Question: Should account deletion be one-click or require confirmation flow?

Type: Functional

Findings:

  • Built both flows in local branch
  • One-click: Fast but risky (accidental deletion concern)
  • Confirmation flow: Safer, shows what will be deleted
  • Tested with 2 users: Both preferred confirmation (clarity on consequences)

Verdict: ✅ Confirmation flow preferred

Recommendation: Moderate - create PLAN-2025-XXX for account deletion flow with confirmation modal showing:

  • What data will be deleted
  • Irreversibility warning
  • Final confirmation button

Code: Branch spike/account-deletion (DO NOT MERGE)


Example 3: Technical Feasibility (Dead End)

Question: Can we use SQLite with async Python for concurrent writes?

Type: Technical

Findings:

  • SQLite locks entire database for writes
  • Concurrent write attempts fail with "database is locked" error
  • Read-heavy workloads OK, write-heavy fails
  • Our use case: 50+ concurrent users writing data

Verdict: ❌ NO - SQLite won't work for our multi-user write pattern

Recommendation: Dead end - switch to PostgreSQL (supports concurrent writes). Create ADR-005 to document database choice.

Alternative considered: Use SQLite with write-ahead logging (WAL), but testing showed still not sufficient for 50+ writers.

Code: Deleted


Anti-Patterns to Avoid

  1. Time-Boxing Instead of Objective-Driven

    • ❌ "We have 2 hours for this spike"
    • ✅ "We'll know we're done when we can successfully..."
  2. Polishing Spike Code

    • ❌ Adding unit tests, error handling, documentation to throwaway code
    • ✅ Minimal code to prove the concept
  3. Merging Spike Code

    • ❌ "This spike code is pretty good, let's just merge it"
    • ✅ "Spike proves it works. Now delete and implement properly with tests."
  4. Multi-Question Spikes

    • ❌ "Let's spike authentication, authorization, and session management"
    • ✅ "Let's spike authentication approach" (separate spikes for auth and sessions)
  5. Decision-Making in Spike

    • ❌ "Spike showed both work, so I chose Option A"
    • ✅ "Spike showed both work.

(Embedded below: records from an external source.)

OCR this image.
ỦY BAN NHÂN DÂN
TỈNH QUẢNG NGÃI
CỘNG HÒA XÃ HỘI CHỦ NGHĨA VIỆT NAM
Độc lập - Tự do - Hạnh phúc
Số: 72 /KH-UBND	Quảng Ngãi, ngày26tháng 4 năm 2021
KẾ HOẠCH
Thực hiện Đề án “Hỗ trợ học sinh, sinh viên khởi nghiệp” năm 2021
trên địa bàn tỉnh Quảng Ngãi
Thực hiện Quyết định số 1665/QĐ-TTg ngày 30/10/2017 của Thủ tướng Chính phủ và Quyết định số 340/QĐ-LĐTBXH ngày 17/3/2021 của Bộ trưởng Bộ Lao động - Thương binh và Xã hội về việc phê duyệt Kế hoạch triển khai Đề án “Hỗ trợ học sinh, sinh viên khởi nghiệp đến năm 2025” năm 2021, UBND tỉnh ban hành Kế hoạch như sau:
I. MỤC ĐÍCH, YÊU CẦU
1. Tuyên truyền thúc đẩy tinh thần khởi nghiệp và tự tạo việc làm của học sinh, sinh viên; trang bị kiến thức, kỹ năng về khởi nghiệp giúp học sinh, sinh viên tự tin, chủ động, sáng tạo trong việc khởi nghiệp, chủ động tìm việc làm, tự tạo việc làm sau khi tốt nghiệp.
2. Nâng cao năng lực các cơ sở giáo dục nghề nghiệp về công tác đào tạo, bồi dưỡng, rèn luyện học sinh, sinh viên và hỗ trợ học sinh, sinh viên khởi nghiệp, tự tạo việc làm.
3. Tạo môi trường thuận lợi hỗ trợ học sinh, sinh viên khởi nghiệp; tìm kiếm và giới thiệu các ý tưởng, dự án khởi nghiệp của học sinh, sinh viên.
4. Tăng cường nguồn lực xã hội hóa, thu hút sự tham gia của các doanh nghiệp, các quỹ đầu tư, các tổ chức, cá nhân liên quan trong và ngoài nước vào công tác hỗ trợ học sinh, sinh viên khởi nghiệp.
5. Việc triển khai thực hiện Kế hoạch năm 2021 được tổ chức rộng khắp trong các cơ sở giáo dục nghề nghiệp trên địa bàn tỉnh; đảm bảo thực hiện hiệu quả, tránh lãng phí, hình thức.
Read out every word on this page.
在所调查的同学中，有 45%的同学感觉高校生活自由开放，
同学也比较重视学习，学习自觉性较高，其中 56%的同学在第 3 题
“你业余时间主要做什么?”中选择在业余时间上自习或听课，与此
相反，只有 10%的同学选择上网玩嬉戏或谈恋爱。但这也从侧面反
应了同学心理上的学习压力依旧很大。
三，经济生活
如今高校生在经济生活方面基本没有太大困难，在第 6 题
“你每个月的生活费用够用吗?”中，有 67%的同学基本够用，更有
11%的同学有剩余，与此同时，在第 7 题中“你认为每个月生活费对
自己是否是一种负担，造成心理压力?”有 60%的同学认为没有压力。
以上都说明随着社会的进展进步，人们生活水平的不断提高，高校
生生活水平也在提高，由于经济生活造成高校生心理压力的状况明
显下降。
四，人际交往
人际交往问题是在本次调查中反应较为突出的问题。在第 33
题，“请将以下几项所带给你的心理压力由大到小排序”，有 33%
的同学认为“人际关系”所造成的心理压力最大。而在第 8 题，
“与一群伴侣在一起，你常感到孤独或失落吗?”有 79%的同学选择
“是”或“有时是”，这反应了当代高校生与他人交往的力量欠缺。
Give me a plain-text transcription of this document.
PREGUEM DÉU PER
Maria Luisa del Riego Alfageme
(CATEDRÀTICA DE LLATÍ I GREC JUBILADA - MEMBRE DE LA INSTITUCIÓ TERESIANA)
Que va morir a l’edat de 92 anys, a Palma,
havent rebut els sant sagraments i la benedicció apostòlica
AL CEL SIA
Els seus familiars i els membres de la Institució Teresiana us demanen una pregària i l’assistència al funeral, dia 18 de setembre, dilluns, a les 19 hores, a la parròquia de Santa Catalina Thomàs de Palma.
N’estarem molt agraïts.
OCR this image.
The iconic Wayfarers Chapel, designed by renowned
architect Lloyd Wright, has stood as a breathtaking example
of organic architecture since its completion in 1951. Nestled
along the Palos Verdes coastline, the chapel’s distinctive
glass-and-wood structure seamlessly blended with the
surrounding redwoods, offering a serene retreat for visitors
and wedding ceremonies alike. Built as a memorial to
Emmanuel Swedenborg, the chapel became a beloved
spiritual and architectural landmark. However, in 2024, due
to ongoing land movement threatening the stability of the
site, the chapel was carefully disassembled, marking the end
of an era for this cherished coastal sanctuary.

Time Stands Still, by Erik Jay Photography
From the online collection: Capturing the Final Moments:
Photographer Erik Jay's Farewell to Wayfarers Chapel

Here's data. Solutions Architect will decide."

Integration Points

This skill is used by:

  • technical-pm agent - Identifies uncertainties blocking estimation
  • solutions-architect agent - Reduces uncertainty before architectural decisions
  • Manual /spike command - User-initiated investigation

This skill spawns:

  • artificial-shadow-dev - For implementation spikes
  • hybrid-db-architect - For database spikes
  • No agents for research-only spikes

This skill outputs to:

  • write-adr skill - When spike leads to architectural decision
  • create-plan skill - When spike shows moderate/complex work needed

Continuous Improvement

Update this skill when:

  • New spike patterns emerge
  • Quality issues identified in spike outputs
  • Framework principles need refinement
  • Integration patterns change

Document significant changes in repository CLAUDE.md.